Une situation critique

Au Mexique, la situation des femmes est critique.
Au Mexique, la situation des femmes est critique.

Car la situation au Mexique n'a rien d'un conte de fées. Chaque jour, neuf femmes y sont assassinées. Au premier semestre de 2019, nous apprend Public Radio International, la police mexicaine aurait reçue pas moins de 56 590 rapports de violences domestiques. Ce 17 août encore, elles étaient des milliers à descendre dans les rues de Mexico, pour exprimer leur colère face aux accusations de viols dont font l'objet plusieurs membres des forces de l'ordre. Interrogée par TV5 Monde, l'historienne Julia Tuñón Pablos, spécialiste de l'histoire des femmes au Mexique, déplore cette réalité nationale qui, chaque année, semble s'aggraver. "Le machisme est puissant au Mexique, même s'il est présent partout dans le monde. Ici il repose sur la force physique et la peur", explique-t-elle. Une violence banalisée.

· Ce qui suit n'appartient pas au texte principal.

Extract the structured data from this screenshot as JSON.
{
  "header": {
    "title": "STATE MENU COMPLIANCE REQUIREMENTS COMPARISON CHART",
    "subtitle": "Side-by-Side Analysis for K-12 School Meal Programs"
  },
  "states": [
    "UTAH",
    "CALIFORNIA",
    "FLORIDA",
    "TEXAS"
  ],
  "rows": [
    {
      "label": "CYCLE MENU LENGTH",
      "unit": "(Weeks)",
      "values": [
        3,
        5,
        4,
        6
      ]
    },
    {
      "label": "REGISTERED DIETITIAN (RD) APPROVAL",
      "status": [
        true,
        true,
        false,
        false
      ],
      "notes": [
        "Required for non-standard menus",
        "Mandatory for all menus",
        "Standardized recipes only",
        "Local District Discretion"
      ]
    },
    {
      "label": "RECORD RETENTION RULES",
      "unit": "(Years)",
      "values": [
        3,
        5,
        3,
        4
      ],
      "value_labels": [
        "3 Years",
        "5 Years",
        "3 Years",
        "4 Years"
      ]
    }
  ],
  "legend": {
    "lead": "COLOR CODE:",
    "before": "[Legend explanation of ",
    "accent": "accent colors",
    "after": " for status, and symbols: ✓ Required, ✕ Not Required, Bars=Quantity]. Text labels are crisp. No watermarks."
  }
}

L'an dernier déjà, nous rappelle le site d'informations RFI, le rapport d'ONU Femmes, l'entité des Nations Unies consacrée à l'égalité des sexes, présentait une angoissante recrudescence des violences sexuelles et des féminicides au sein du pays - neuf femmes assassinées chaque jour au Mexique, et 40% des Mexicaines avouant avoir été victimes d'agressions. D'autant plus que, précise l'ONU, ce n'est qu'une très infime partie des milliers de plaintes déposées qui aboutissent à une condamnation. C'est dire si le discours de l'archevêque Victor Sanchez Espinosa, aussi symbolique soit-il, n'a rien d'anecdotique.